Gregor Kleinknecht, Partner at Hunters:
"Famous in his day, but now rather under-appreciated, Nehrlich perfectly captures the light and ambience of Venice with fine attention to detail. On the verge of the steam age, he captures the romantic "classic" Venice."
Hetty Gleave, Partner at Hunters:
"I know nothing of Laureano Barrau other than he is a Spanish Impressionist painter but I just love the way he has captured the light and movement of the child. It conveys the innocence of the moment perfectly and the quizzical look on the girl's face as if she is wondering why she is being painted, like he is stealing her moment. You get the impression of that the next movement of the swing would have produced not just an entirely different image, but a different picture."
She also chose:
"I have always been an admirer of Bomberg - one of the Whitechapel bad boys of art whose frustration and passion is almost palpable in his work. The strong brush strokes and striking colours are a perfect example of this and I would love to own one of his works."
Petra Warrington, Senior Associate at Hunters:
"I'm feeling strangely nostalgic about the Tube given that I have not set foot on it for over four months. In different times, I would love to be zipping towards Central London and popping in and out of London Art Week galleries. This is such a striking image and particularly resonates today given the eery emptiness of Tube stations and London generally. I would be thrilled to have it on my wall any and every day though."
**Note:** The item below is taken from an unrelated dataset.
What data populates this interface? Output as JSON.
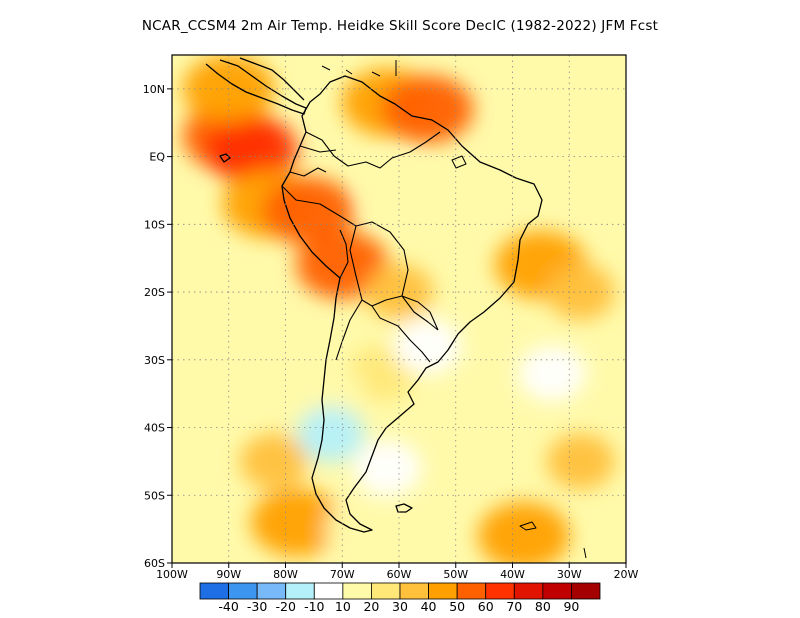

Rebecca Christie, Associate at Hunters:
"I have spent lockdown in the Suffolk countryside, betwixt The Pound, Benton End, and the site in Dedham where Cedric Morris originally ran the East Anglian School of Painting and Drawing. I have always enjoyed hearing the story of how the school finally came to be at Benton End. There was a fire at the Dedham school which was allegedly started by Lucian Freud's cigarette and according to Joan Warburton whilst the students were painting the blackened ruins, Alfred Munnings (who also lived in Dedham on Castle Hill) drove past crying 'Down with modern art'. What a superb anecdote!"